Estorsioni e armi, in carcere la moglie del boss Menditti

di Redazione

 Recale. Gli agenti della squadra mobile di Caserta, diretta dal vicequestore Alessandro Tocco, ha tratto in arresto Carmela Merola, di 34 anni, di Recale, moglie di Alessandro Menditti, reggente dell’omonimo gruppo legato al clan camorristico dei Belforte, …

… in esecuzione di ordine di carcerazione emesso dalla Procura della Corte d’Appello di Napoli. La donna deve espiare una condanna definitiva di sei anni e sette mesi di reclusione per concorso in estorsione aggravata, detenzione di armi da sparo, ricettazione, detenzione e spaccio di sostanze stupefacenti, reati tutti aggravati dal fine di agevolare l’organizzazione camorristica dei “Belforte” operante a Marcianise e comuni limitrofi.

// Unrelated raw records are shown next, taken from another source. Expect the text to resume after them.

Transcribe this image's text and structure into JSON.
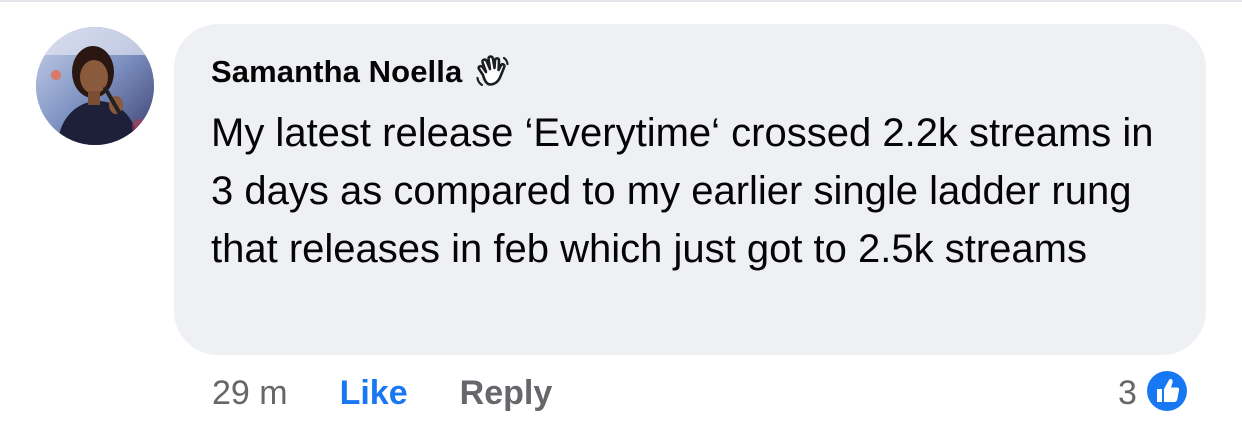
{
  "comment": {
    "author": "Samantha Noella",
    "author_badge_icon": "waving-hand-icon",
    "text": "My latest release ‘Everytime‘ crossed 2.2k streams in 3 days as compared to my earlier single ladder rung that releases in feb which just got to 2.5k streams",
    "timestamp": "29 m",
    "like_label": "Like",
    "reply_label": "Reply",
    "reaction_count": "3",
    "reaction_icon": "thumbs-up-icon"
  },
  "colors": {
    "bubble": "#eff0f4",
    "text": "#050505",
    "muted": "#65676b",
    "accent": "#1877f2"
  }
}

La donna è stata condannata per i fatti da cui era scaturita l’ordinanza di custodia cautelare eseguita, sempre dalla squadra mobile di Caserta, a suo carico il 19 dicembre del 2011. All’epoca, a conclusione di una prolungata ed articolata indagine coordinata dalla Procura Antimafia di Napoli, denominata “Operazione Mangusta”, i poliziotti eseguirono 11 ordinanze di custodia cautelare in carcere, emesse dal gip del tribunale partenopeo su richiesta della Dda partenopea, in relazione ai reati di estorsione continuata, aggravata dalla metodologia mafiosa, detenzione e porto illegale di armi, detenzione e cessione di sostanze stupefacenti, nei confronti delle persone, organiche al clan Belforte – gruppo Menditti.

La misura cautelare costituiva l’epilogo di una vasta e prolungata attività investigativa, anche di carattere tecnico, condotta nei confronti di un agguerrito clan di camorra attivo nel comprensorio di Caserta, Marcianise e comuni limitrofi al capoluogo, i “Menditti” di Recale, prima alleati dei Piccolo (“Quaqquaroni”) e poi dell’opposta consorteria dei Belforte (“Mazzacane”), egemoni in quel comprensorio, allorchè le sorti della sanguinosa faida, che nel corso degli anni ‘90 contrappose le due organizzazione, si volsero in favore di quest’ultima.

In particolare, le indagini della Squadra Mobile, condotte sotto l’egida della Procura Antimafia di Napoli, avevano evidenziato pericolosità dei Menditti, confermata dall’accertamento di numerosi episodi estorsivi, realizzati negli ultimi mesi, in danno di cantieri edili e ditte che installano video giochi, dagli emissari e dagli stessi reggenti del gruppo criminale, guidato dai fratelli Alessandro e Fabrizio Menditti, figli di Francesco, storico capo clan, deceduto per cause naturali lo scorso 2010.

L’indagine aveva dimostrato la prepotente ascesa del clan Menditti – venuto alla ribalta anche a seguito dell’indebolimento del cartello criminale dei Belforte, decapitato da diverse operazioni di polizia giudiziaria e dalla scelta di collaborare con la giustizia di esponenti di rilievo.

Inoltre, era stato evidenziato il coinvolgimento del gruppo criminale in attività criminose concernenti il traffico di sostanze stupefacenti, di cui si approvvigionava da affiliati al clan Belforte, quali Fulvio Della Ventura, 32 anni, ed in materia di armi. Al riguardo, nel corso dell’indagine erano stati acquisiti importanti riscontri attraverso il sequestro di cinque pistole, con matricole abrase, due caricatori calibro 9, una canna di fucile calibro 12 con matricola punzonata e centinaia di munizioni, anche da guerra, nonché di 500 grammi di hashish.

Peraltro, venne accertato anche il pieno coinvolgimento nelle attività criminali del clan di Carmela Merola e di Anna Braccio, mogli, rispettivamente, di Alessandro Menditti e Fabrizio Menditti, con ruoli nella raccolta delle estorsioni e nella custodia di armi e droga nella disponibilità dell’organizzazione, come dimostrato dall’arresto in flagranza di reato, operato dalla squadra mobile il 20 aprile 2007, dei coniugi Francesco Manfra, 43 anni, e Anna Sacco, di 39, nella cui abitazione, a Recale, a poche decine di metri di quella dei Menditti, erano stati sequestrati due borsoni contenenti due pistole semi automatiche, una Beretta 98 FS calibro 9×21 con matricola abrasa, ed una Tokarev calibro 7×62 clandestina, munite di caricatori e relativo munizionamento, oltre a cinque panetti di hashish per un peso complessivo di 550 grammi, che erano stati loro affidati proprio dalle consorti dei due capi clan.